Majelis Hakim Pengadilan Negeri (PN) Pasir Pengaraian vonis Irwan dengan kurungan pidana Enam Bulan Lima Belas hari.

Dari putusan vonis, seteah dipotong masa tahanan terdakwa Irwan yang ditahan Polres Rohul sejak 20 Agustus 2019 lalu hingga 2 Maret 2020 kemarin, dan akhirnya bebas.

Pada sidang putusan terdakwa kasus Pembakaran Hutan dan Lahan itu, tampak Irwan keluar pakai peci putih. Ia ditemani ibu tercinta menanti vonis hakim yang seadil-adilnya.

Ketua Majelis Hakim, Sunoto, Hakim Anggota, Adhika Budi Prasetyo, Ellen Yolanda Sinaga serta dibantu Panitera, Aryananda serta Jaksa Penuntut Umum (JPU), Jenti Siburian turut hadir.

Humas Pengadilan Negeri Pasir Pengaraian, Irpan Hasan Lubis mengatakan, putusan majelis hakim sudah berdasarkan fakta-fakta persidangan, Irwan dalam persidangan dinyatakan bersalah melanggar undang-undang perkebunan. Dimana terdakwa membuka lahan dengan cara membakar.

Tapi, dalam persidangan hakim mempertimbangkan aspek-aspek yang meringankan terdakwa, seperti bersangkutan merupakan tulang punggung keluarga, belum pernah terjerat hukum dan mengakui perbuatannya serta koperatif.

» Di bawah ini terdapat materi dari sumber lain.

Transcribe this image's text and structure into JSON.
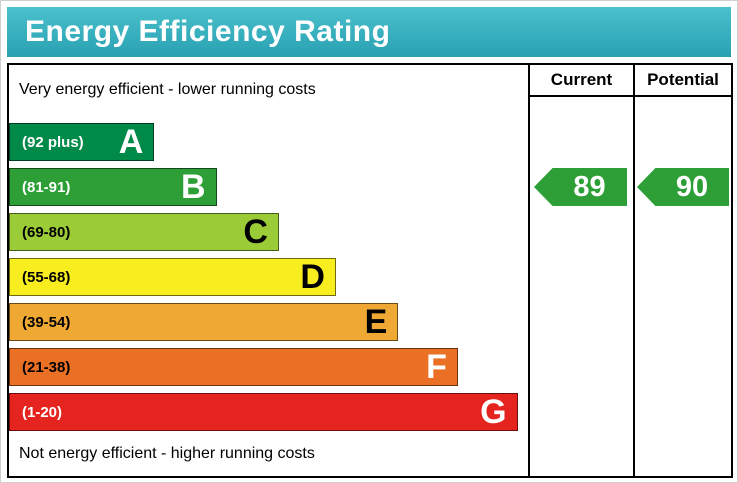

“Kami mengimbau agar kasus Irwan dijadikan pembelajaran bagi petani yang ada di Kabupaten Rokan Hulu. Dalam membuka lahan jangan melanggar hukum, seperti dengan cara tidak membakar,” seru Irpan.

"Saya lega atas putusan yang majelis hakim. Terim kasih kepada majelis sudah mengeluarkan putusan yang seadil-adilnya," kata Irwan singkat.

Penasehat hukum Irwan, Andri SH kepada katakabar.com diujung telepon selulernya, Selasa (3/3) mengatakan, menghormati putusan hakim dalam mempertimbangkan fakta hukum itu sendiri.

Bercermin dari kasus Irwan tersebut sebenarnya tidak boleh asal menangkap atau menahan orang untuk bertani. Kita prihatin dengan nasib petani. Mereka takut untuk bertani dengan membuka lahan dengan cara membakar.

Pemerintah eloknya hadir penuhi kebutuhan petani, seperti sediakan sarana pertanian, biar tidak ada lagi kriminalisasi terhadap petani yang membuka lahan sesuai dengan kearifan lokalnya masing-masing.